The experiments directory provides all the required resources for reproducing the results presented in the paper. It consists of the following subdirectories:

  • run-scripts: This directory contains Windows powershell scripts that produce the experimental results that are presented in the paper. All scripts take the following three arguments: 1) the location of the executable, 2) the path to the data directory (which has the taxi and polys subdirectories), and, 3) the path to store the result files (the scripts will create two subdirectories, scalability and accuracy to store the respective files). The scripts that involve the GPU approaches take an additional fourth argument, 4) the GPU memory usage in Megabytes. This argument is optional and the default value is set to 3072 MB which corresponds to the configuration used in the paper.

The executable that the scripts take as input can be downloaded in the release section or compiled from the provided source code. Note that the release contains a redistributable package for visual studio which only needs to be installed in case of missing DLLs.

The following zip file (rasterjoin-data.zip) contains the data directory that should be given as input to the scripts.
Link to download the data: https://drive.google.com/open?id=1v8tSVX2ktovM9XWd95fZ7P6HWvD1mBCV

The directory extracted from the above zip file contains two subdirectories: taxi and polys. The taxi subdirectory has the backend index built on 5 years of taxi data used in the paper. Note that the purpose of this index is to only provide the means of selecting data of varying input sizes for the experiments. The polys subdirectory has both the neighborhood polygons, as well as the synthetic polygons used in the experiments.

  • results-paper: This directory contains result files with the experimental numbers which are presented in the paper. The 'scalability' subdirectory contains timing results, and the 'accuracy' subdirectory contains results about the accuracy of the raster join approach. Note that when the results are generated using the provided poweshell scripts, the scripts take care of placing the result files in the corresponding subdirectory.

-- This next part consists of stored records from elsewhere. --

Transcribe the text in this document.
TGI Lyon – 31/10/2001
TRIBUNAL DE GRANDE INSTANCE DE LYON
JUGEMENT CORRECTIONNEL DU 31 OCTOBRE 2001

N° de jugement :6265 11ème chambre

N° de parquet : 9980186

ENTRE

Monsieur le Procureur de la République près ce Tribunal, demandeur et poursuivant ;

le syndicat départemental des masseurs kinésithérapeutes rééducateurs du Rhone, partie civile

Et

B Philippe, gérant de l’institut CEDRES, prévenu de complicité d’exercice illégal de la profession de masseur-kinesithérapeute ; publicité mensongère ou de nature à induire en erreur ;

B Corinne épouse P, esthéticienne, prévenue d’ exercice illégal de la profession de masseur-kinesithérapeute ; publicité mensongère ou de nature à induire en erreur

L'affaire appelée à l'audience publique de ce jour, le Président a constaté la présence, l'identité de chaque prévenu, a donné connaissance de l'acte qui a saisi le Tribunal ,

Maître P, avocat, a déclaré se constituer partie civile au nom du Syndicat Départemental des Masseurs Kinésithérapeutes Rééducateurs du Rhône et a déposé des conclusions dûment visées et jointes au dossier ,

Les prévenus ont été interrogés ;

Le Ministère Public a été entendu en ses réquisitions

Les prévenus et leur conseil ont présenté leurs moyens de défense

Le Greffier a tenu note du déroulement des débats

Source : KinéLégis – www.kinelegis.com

  • plot-scripts: This directory contains python scripts that generate the figures in the paper. More specifically, all the figures can be generated using the 'plot_script_main.py' script. This script takes as input 1) the path to the directory that stores the result files to be plotted, and, 2) the paper figure to be generated.

  1. the path to the result directory is optional. By default the results are retrieved from the 'results-paper' directory.
  2. this argument is of the form 'figure_[8-14]'|'all', where the number corresponds to the figure number in the paper and the option 'all' generates all the figures in the paper.

The generated figures are stored in the 'figures-paper' directory.

Example usage: python plot-scripts/plot_script_main.py figure_8

This takes the required input from the 'results-paper' directory, generates Figure 8 of the paper, and stores it in the 'figures-paper' directory.

  • figures-paper: This directory contains all the figures (png files) in the paper that are generated using the python plot script with the provided result files in the 'resuls-paper' directory as input (python plot-scripts/plot_script_main.py all).